Sur les frais liés au litige :

11. Les dispositions de l'article L. 761-1 du code de justice administrative font obstacle à ce que soit mise à la charge du centre communal d'action sociale de Roubaix, qui n'est pas dans la présente instance la partie perdante, le versement d'une somme à ce titre. En revanche, il y a lieu, dans les circonstances de l'espèce, de mettre à la charge de Mme B une somme de 500 euros au titre des frais exposés par le centre communal d'action sociale de Roubaix et non compris dans les dépens.

D E C I D E :

Article 1er : La requête de Mme B est rejetée.

Article 2 : Mme B versera au centre communal d'action sociale de Roubaix une somme de 500 euros au titre de l'article L. 761-1 du code de justice administrative.

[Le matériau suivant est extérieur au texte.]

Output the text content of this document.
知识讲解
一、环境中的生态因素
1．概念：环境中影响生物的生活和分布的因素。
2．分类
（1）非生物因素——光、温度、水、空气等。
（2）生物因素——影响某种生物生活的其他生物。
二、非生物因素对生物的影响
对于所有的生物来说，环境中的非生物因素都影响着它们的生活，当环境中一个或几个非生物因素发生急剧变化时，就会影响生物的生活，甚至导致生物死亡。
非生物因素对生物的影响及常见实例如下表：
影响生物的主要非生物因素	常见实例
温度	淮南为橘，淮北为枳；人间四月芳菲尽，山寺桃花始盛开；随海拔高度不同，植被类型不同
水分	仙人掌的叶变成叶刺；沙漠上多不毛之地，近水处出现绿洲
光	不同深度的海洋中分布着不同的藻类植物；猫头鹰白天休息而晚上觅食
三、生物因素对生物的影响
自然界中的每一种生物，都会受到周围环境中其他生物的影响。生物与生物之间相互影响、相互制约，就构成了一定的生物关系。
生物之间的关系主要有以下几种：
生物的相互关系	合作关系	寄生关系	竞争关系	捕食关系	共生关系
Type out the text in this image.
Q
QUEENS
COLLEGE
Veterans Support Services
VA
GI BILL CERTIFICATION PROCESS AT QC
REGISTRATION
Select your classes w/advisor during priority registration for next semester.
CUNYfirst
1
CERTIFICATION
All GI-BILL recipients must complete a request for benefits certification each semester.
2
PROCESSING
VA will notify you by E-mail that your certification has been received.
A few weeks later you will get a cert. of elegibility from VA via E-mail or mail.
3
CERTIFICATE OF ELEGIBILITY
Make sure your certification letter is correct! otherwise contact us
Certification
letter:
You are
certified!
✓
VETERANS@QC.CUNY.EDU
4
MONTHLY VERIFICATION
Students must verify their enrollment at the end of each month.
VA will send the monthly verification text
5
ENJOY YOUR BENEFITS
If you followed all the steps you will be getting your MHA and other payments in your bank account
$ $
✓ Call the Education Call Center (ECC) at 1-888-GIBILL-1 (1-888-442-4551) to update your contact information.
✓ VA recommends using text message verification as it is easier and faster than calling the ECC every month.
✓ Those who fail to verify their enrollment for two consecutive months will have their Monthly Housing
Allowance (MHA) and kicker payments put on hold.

Article 3 : Le présent jugement sera notifié à Mme A B et au centre communal d'action sociale de Roubaix.

Délibéré après l'audience du 13 mai 2025, à laquelle siégeaient :

Mme Leguin, présidente,

Mme Piou, première conseillère,

M. Boileau, conseiller.

Rendu public par mise à disposition au greffe le 10 juin 2025.

Le rapporteur,

signé

C. Boileau

La présidente,

signé

A-M. Leguin La greffière,

signé

S. Sing

La République mande et ordonne au préfet du Nord en ce qui le concerne ou à tous commissaires de justice à ce requis en ce qui concerne les voies de droit commun contre les parties privées, de pourvoir à l'exécution de la présente décision.